Markus Riedo ist einer der häufigsten Fahrer im Moment, folgend das Interview mit ihm persönlich:
Was motiviert dich, für mybuxi zu fahren?
«Ich möchte den Jugendlichen und älteren Menschen etwas zurückgeben. Durch mybuxi werden sie mobiler und unabhängiger. Die ältere Generation kann dank dem Angebot länger in der Region wohnen bleiben. Und die jungen Leute können bis 00.40 Uhr sicher und selbstständig nach Bern oder Fribourg fahren und wieder nach Hause kommen.»
Wie bist du ursprünglich zu mybuxi gekommen?
«Über unseren Gemeindepräsidenten bin ich auf mybuxi aufmerksam geworden. Ich bin Mitglied des Gemeinderats Ueberstorf und war einmal im Emmental in einem Restaurant, wo sich direkt davor ein mybuxi-Haltepunkt befand. So habe ich mybuxi kennengelernt.»
Warum fährst du so viel?
«Weil ich – wie auch andere Fahrerinnen und Fahrer, die viele Einsätze leisten – möchte, dass mybuxi jederzeit verfügbar ist, wenn die Leute es brauchen. Wir wollen nicht, dass jemand hört: ‘mybuxi ist nicht verfügbar’. Deshalb fahren wir so viel, damit der Fahrdienst wirklich zuverlässig angeboten werden kann. Wir wünschen uns allerdings mehr Fahrerinnen und Fahrer.»
Was war dein schönstes Erlebnis während einer Fahrt?
«Ältere Menschen und Jugendliche zeigen so viel Dankbarkeit und Begeisterung – das macht mir grosse Freude. Viele sind sehr zufrieden mit unserem Fahrdienst.
Eine ältere Dame sagte mir einmal, mybuxi gebe ihr ein neues Gefühl von Freiheit: Sie könne wieder mit Freundinnen Kaffee trinken gehen, den Friedhof besuchen oder problemlos zum Arzt fahren – einfach überall hin, wo sie möchte.
Auch ein junger Mann hat mir erzählt, dass er eigentlich aus Ueberstorf weggezogen wäre. Er hat keinen Führerausweis und fand die ÖV-Verbindungen zu schlecht. Dank mybuxi kann er nun länger unterwegs sein und ist nicht mehr auf die letzten Busse um 19.30 oder 20.30 Uhr angewiesen.»
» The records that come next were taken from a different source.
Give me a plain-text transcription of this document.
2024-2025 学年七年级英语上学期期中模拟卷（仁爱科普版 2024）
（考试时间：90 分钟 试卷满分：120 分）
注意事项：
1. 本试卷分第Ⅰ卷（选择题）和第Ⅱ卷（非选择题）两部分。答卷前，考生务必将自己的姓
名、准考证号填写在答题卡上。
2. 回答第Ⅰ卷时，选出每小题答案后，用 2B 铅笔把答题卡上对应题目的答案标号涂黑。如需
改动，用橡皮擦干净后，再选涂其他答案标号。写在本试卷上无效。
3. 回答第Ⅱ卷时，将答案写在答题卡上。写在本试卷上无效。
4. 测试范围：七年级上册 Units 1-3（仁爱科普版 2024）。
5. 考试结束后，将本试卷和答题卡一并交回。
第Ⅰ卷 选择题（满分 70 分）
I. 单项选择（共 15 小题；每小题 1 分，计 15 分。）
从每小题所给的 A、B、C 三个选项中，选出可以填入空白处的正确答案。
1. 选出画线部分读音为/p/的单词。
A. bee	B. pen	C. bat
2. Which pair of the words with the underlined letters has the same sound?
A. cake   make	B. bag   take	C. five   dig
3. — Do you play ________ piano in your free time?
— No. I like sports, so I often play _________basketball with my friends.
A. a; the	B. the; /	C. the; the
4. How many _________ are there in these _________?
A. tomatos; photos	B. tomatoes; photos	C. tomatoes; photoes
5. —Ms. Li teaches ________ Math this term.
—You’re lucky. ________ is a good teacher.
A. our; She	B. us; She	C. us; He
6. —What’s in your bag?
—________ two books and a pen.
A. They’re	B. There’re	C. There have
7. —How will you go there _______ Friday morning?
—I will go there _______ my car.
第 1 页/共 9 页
Wie sieht eine super Schicht für dich aus?
«Eine richtig gute Schicht ist für mich, wenn viel läuft und ich möglichst viele Fahrten machen kann. Wenn es einmal ruhiger ist, gibt es einen Aufenthaltsraum (mit WC) und Kaffeemaschine, wo ich die Zeit überbrücken kann.»
Geht mybuxi Sense auf die Schichtwünsche der Fahrer*innen ein?
«Ja, ich kann meine Schichten sehr flexibel gestalten. Auf Schichtwünsche wird wirklich gut eingegangen.»
Wie unterstützt du Menschen mit eingeschränkter Mobilität (z. B. Rollator, Gehstock)?
«Wir unterstützen Menschen mit eingeschränkter Mobilität selbstverständlich beim Ein- und Aussteigen. Im Fahrzeug gibt es zudem eine erhöhte Einstiegshilfe, die das Einsteigen erleichtert. Rollstühle können wir jedoch leider nicht transportieren, und wir haben auch keine spezielle Schulung für Behindertentransporte.»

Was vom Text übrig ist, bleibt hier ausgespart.